Comme le fait observer Bossuet, « les absurdités où tombent les détracteurs de la religion deviennent plus incompréhensibles que les vérités dont la hauteur nous étonne, et pour ne vouloir pas croire des mystères incompréhensibles, ils suivent l’une après l’autre d’incompréhensibles erreurs. »
Avez-vous lu, dans Tristesses et Sourires de Gustave Droz, ces paroles de la douairière à son vieux voltairien d’ami Férou ?

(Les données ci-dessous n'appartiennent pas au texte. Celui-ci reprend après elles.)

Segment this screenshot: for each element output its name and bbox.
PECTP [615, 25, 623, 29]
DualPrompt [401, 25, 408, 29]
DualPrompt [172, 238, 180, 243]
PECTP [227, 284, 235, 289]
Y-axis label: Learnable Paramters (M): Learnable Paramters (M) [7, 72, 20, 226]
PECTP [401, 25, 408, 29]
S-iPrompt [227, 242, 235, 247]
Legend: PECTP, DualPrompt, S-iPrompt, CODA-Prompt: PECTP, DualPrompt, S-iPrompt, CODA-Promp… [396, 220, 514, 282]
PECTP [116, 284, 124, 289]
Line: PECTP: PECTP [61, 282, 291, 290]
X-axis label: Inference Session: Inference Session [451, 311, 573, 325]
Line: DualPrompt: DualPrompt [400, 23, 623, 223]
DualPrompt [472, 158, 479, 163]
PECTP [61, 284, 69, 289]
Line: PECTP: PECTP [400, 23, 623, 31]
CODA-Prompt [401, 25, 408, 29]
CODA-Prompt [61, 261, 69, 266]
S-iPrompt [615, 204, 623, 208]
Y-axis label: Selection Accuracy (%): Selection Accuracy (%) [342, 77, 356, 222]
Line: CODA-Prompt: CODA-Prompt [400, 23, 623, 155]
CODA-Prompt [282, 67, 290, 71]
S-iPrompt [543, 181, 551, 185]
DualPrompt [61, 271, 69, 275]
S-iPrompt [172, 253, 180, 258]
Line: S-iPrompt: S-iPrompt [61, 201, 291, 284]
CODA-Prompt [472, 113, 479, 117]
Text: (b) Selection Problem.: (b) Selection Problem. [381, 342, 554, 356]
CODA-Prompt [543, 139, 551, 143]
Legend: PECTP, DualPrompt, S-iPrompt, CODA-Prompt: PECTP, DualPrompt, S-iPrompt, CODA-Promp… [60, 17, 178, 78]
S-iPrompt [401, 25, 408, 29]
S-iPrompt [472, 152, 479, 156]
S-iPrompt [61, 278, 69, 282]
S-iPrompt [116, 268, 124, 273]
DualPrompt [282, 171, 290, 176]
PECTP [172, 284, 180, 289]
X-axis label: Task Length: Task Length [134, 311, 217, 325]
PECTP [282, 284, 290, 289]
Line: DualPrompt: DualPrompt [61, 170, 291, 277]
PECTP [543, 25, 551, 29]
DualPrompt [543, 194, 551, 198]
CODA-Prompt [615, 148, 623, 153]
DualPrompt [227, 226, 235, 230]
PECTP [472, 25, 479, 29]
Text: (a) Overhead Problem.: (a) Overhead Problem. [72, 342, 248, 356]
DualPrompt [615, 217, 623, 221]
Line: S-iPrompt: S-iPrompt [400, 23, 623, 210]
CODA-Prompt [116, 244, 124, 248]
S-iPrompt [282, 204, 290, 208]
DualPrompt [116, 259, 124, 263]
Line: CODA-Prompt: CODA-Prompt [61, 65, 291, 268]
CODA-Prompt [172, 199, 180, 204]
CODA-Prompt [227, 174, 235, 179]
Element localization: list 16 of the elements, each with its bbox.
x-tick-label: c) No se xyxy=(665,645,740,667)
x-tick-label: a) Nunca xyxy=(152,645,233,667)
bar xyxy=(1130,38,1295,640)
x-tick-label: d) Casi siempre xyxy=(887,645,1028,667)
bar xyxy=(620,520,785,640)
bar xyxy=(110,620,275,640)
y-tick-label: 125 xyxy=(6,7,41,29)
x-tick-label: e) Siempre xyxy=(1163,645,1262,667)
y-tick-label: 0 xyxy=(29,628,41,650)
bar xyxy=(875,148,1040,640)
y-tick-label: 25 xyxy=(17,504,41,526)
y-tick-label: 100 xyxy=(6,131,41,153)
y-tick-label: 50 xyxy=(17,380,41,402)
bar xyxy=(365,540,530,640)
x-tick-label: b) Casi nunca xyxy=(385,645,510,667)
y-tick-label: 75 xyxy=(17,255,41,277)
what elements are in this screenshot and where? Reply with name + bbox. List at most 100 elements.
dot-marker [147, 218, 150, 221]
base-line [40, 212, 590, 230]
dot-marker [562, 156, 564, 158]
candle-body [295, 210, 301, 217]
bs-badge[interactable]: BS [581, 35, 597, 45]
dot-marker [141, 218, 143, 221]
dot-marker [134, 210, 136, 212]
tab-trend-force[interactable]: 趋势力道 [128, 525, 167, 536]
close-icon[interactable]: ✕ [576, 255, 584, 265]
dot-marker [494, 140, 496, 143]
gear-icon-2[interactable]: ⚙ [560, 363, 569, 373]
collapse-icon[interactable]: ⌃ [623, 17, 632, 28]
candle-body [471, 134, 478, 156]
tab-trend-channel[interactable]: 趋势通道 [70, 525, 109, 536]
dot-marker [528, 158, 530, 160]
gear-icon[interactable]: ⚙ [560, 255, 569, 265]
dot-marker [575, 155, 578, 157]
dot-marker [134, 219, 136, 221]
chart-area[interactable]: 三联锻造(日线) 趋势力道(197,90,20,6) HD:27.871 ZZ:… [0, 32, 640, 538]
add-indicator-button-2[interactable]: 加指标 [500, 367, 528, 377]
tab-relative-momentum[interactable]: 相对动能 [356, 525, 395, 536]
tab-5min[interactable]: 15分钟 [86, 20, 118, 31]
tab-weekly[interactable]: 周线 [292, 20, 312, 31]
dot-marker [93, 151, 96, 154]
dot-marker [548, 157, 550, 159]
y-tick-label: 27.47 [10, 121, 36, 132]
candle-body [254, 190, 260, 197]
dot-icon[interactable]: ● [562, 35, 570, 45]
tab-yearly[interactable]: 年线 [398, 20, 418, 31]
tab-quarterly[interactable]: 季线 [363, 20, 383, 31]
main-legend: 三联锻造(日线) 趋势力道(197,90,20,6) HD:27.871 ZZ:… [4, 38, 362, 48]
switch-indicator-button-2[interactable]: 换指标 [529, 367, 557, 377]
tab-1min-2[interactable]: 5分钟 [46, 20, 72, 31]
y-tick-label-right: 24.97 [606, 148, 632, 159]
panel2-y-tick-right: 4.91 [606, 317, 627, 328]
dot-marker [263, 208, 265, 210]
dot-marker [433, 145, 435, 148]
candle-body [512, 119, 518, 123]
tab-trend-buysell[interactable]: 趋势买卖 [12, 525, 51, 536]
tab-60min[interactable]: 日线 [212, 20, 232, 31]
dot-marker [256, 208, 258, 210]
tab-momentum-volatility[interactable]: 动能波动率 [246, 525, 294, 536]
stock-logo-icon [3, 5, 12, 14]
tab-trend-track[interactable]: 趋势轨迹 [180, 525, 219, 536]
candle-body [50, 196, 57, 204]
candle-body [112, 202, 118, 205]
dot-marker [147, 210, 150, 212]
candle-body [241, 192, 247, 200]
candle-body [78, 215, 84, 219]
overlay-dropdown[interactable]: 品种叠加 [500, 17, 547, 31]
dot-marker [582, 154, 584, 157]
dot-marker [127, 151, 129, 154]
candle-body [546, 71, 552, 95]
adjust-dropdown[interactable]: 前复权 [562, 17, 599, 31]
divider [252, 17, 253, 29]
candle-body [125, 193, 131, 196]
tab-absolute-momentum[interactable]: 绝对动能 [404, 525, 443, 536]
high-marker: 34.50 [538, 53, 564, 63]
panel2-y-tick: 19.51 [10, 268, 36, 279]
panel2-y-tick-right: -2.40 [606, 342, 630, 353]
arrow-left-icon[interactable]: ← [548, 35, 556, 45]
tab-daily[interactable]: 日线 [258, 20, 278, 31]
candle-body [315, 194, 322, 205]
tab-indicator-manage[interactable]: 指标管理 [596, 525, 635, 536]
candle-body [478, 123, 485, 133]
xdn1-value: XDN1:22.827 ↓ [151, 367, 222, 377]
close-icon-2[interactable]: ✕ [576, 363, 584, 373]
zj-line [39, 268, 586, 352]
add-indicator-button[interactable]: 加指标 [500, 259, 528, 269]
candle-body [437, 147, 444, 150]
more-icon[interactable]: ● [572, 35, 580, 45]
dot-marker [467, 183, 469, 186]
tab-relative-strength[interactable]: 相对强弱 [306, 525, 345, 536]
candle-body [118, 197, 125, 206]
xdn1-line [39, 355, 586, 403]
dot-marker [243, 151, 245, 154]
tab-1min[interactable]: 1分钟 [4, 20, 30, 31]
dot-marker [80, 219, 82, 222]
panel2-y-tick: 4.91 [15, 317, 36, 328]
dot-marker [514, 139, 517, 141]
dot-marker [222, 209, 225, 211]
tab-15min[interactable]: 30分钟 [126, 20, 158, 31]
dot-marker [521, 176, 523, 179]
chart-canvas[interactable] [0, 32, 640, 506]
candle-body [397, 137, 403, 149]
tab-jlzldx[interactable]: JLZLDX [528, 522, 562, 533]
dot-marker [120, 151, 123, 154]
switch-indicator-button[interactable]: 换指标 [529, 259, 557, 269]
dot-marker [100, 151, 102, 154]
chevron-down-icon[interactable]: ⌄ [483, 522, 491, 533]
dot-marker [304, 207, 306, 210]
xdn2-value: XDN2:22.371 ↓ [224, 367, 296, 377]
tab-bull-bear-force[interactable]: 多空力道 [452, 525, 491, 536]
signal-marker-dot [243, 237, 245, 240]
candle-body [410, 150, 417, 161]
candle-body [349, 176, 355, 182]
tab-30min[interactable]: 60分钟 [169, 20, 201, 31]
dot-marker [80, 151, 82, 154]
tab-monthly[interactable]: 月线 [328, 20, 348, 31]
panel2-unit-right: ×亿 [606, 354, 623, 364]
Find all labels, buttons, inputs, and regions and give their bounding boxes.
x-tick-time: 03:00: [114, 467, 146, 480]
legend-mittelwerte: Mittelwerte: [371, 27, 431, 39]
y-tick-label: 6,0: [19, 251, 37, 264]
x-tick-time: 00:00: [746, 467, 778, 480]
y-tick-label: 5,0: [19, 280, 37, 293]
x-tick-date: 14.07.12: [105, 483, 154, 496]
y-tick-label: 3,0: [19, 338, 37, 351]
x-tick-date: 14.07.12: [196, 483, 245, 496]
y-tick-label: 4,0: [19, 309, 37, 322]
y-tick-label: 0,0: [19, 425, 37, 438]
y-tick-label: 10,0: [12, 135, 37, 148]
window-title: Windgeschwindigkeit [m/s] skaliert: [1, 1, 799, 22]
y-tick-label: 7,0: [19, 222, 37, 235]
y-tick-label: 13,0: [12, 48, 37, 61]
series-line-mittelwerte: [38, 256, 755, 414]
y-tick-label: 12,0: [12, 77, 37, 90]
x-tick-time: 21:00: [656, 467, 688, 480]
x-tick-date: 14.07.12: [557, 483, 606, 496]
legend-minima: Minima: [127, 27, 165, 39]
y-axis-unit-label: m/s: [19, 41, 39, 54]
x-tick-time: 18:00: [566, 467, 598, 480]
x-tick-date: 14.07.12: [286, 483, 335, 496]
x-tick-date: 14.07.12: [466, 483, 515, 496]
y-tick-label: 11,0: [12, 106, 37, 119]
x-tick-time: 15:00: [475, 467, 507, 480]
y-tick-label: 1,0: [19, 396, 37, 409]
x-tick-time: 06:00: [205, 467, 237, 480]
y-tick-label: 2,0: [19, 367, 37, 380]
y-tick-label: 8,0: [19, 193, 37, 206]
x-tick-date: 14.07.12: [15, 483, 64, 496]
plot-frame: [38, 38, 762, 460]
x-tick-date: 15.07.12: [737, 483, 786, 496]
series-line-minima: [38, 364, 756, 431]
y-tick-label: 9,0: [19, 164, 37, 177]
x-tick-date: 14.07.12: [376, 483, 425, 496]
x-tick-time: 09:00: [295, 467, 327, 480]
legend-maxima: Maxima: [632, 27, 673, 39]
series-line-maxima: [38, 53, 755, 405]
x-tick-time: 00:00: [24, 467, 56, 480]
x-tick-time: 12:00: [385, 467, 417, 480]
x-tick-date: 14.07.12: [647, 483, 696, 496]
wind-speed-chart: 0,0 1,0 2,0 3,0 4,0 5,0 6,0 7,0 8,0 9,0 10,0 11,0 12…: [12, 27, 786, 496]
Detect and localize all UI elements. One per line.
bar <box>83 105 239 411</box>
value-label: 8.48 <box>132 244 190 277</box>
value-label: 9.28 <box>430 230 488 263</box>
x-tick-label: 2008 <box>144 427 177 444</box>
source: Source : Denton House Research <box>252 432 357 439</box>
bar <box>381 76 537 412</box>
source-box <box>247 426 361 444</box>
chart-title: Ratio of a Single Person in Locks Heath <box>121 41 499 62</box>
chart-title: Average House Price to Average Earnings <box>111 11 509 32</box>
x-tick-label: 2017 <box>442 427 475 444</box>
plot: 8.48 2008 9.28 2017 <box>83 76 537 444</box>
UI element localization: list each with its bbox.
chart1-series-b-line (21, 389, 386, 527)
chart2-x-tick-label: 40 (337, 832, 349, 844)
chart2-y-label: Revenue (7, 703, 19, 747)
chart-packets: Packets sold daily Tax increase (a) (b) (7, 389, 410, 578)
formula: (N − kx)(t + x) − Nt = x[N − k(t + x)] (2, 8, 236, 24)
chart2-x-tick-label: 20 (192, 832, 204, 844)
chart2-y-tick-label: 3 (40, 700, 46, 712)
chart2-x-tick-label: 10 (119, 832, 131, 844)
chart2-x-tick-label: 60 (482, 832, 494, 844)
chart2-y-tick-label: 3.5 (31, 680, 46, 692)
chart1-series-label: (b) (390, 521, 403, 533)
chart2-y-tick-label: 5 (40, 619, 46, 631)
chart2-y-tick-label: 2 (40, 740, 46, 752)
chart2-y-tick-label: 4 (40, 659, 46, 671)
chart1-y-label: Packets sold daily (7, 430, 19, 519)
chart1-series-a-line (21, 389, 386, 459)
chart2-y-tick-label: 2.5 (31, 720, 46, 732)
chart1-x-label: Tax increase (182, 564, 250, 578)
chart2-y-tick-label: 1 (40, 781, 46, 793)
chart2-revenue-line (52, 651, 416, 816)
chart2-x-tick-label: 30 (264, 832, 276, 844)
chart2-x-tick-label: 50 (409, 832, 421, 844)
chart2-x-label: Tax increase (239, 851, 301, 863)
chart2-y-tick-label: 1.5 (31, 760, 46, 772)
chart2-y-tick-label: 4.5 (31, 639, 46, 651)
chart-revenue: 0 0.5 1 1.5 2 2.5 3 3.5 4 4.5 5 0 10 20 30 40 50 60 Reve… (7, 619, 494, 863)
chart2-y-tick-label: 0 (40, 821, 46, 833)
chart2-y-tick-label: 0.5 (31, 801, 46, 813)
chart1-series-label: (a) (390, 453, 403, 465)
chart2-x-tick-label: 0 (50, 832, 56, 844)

« Vous ne voulez plus de culte, de religion, et vous passez votre vie à dire la messe devant des principes plus incompréhensibles cent fois que les dogmes les plus mystérieux ! Vous adorez les vessies, vous sanctifiez les lanternes, vous encensez les girouettes, tout vous est bon pour pontifier. O Férou, comme votre athéisme me rend religieuse ! Comme j’aime Dieu, depuis que vous le niez ! Comme je deviens croyante en face de votre incrédulité savante ! »
Je comprends d’autant mieux la douairière que le spectacle de la coterie maçonnique, ou sont venues se concréter toutes les doctes âneries des ennemis du mystère, a certainement beaucoup servi à me rejeter vers les croyances catholiques.
C’est contre sa métaphysique, assez semblable, d’ailleurs, à l’habit d’Arlequin, car elle se compose de tous les rebuts philosophiques du passé, qu’il faut retourner aujourd’hui ce mot du grand ironiste du siècle dernier :
« La métaphysique, c’est lorsque ceux qui écoutent n’y entendent rien, et lorsque celui qui parle ne se comprend pas lui-même. »
Les mystères en religion correspondent à l’instinct religieux qui est dans notre nature. Nous ne voudrions pas d’un Dieu sans mystères. Le monde lui-même sans mystères nous paraîtrait bien fade et bien monotone. C’est pourquoi il n’y a rien de plus universel parmi les hommes que la croyance au surnaturel. Et l’on peut ajouter, avec M. Guizot, qu’il n’y a rien de plus naturel.